Comment une banque doit-elle procéder pour réduire ses coûts ? C’est simple. Alors qu’auparavant elles s’attaquaient aux coûts structurels (personnel, coûts de fonctionnement, …) ING vient de s’apercevoir qu’il était plus efficace de diminuer les montants payées par la banque à ses clients. En gros, il est plus simple de diminuer les taux d’intérêts. Et comme il est mal vu de prendre une décision unilatérale, les linguistes nous expliquent qu’une des stratégies consiste à reporter la faute sur quelqu’un d’autre. Ce sera la Banque Centrale Européenne. Voici l’explication fournie par ING à ses clients :

Les taux d’intérêt des marchés financiers, à court terme (Banque Centrale Européenne) et à long terme (Intrest Rate Swap), sont à la baisse. Cette situation nous amène à modifier la prime de fidélité sur le Livret Vert ING.
À partir du 9 décembre 2011, les taux* suivants seront applicables sur le Livret Vert ING : taux de base de 1,00 % (inchangé) + prime de fidélité de 0,25 % (au lieu de 0,50 % précédemment).

La question que je me suis posée était de savoir si le rejet de la faute sur la BCE était justifié. Il m’a fallu beaucoup de perspicacité pour dénicher l’historique des taux d’intérêt du livret vert ING, mais j’ai fini par les trouver. En comparant leur évolution à celle des taux directeurs de la BCE, on constate pas mal de choses intéressantes :

  • Le taux de base (1%) du livret vert est quasiment constant depuis des années et les fluctuations sont absorbées via la « prime de fidélité »
  • Les augmentations du taux directeur de la BCE opérées en avril 2011 et juillet 2011 n’ont pas conduit à une augmentation du taux d’intérêt du livret vert
  • Le taux directeur de la BCE est le même qu’en avril 2011 et pourtant ING baisse ses taux d’intérêts. On peut donc remettre en doute l’argumentation d’ING

 

Très intéressant également est le graphique qui présente le différentiel entre la somme (taux de base+prime de fidélité) et le taux directeur de la BCE. On s’aperçoit nettement qu’ING a entamé en Mars 2011 un mouvement de resserrement et que le taux actuellement servi est le même que le taux directeur de la BCE.

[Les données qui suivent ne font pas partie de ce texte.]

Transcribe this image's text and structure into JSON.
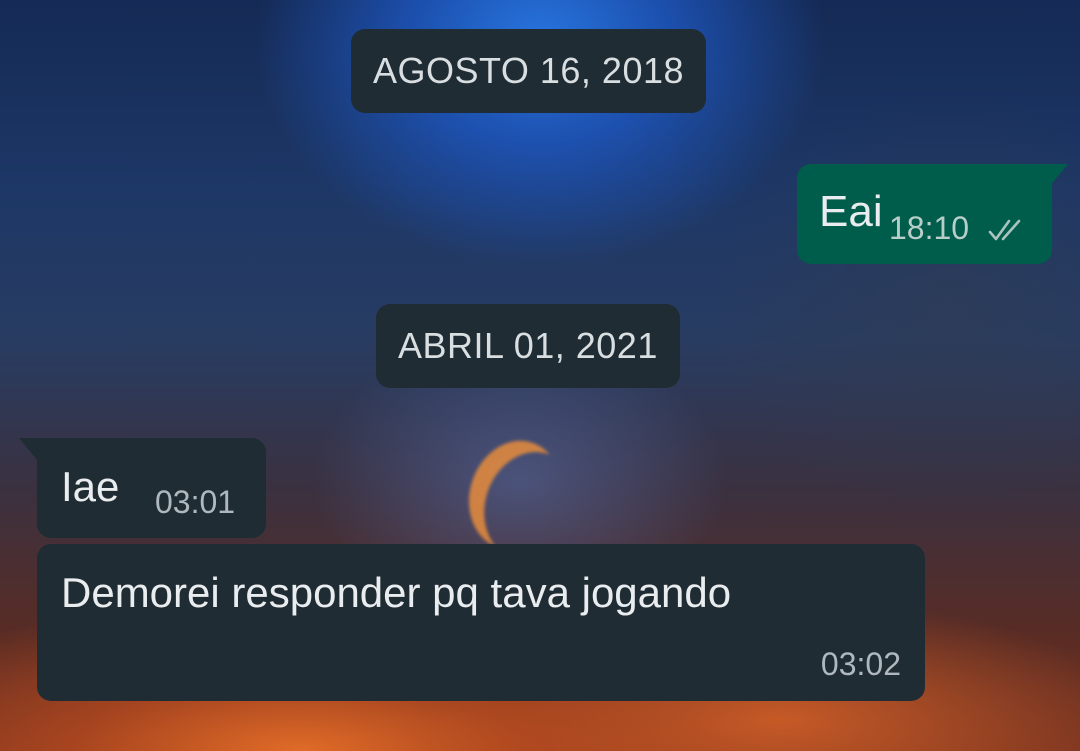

Pour finir (et c’est une moins bonne nouvelle pour les épargnants) regardez ce dernier graphique où le taux cumulé (taux de base + prime de fidélité) est mis en regard de l’indice à la consommation. L’écart étant désormais nul entre le taux directeur de la BCE et le taux d’intérêt ING, plus rien ne vient compenser une inflation galopante et la perte du pouvoir d’achat s’accélère.

 

Mon avis :

La BCE a bon dos mais comme personne ne prendra la peine d’aller vérifier si l’explication a du sens, la majorité des clients s’en contentera. Je parie que cette décision d’ING sera imitée par les autres banques qui y verront une permission de faire la même chose.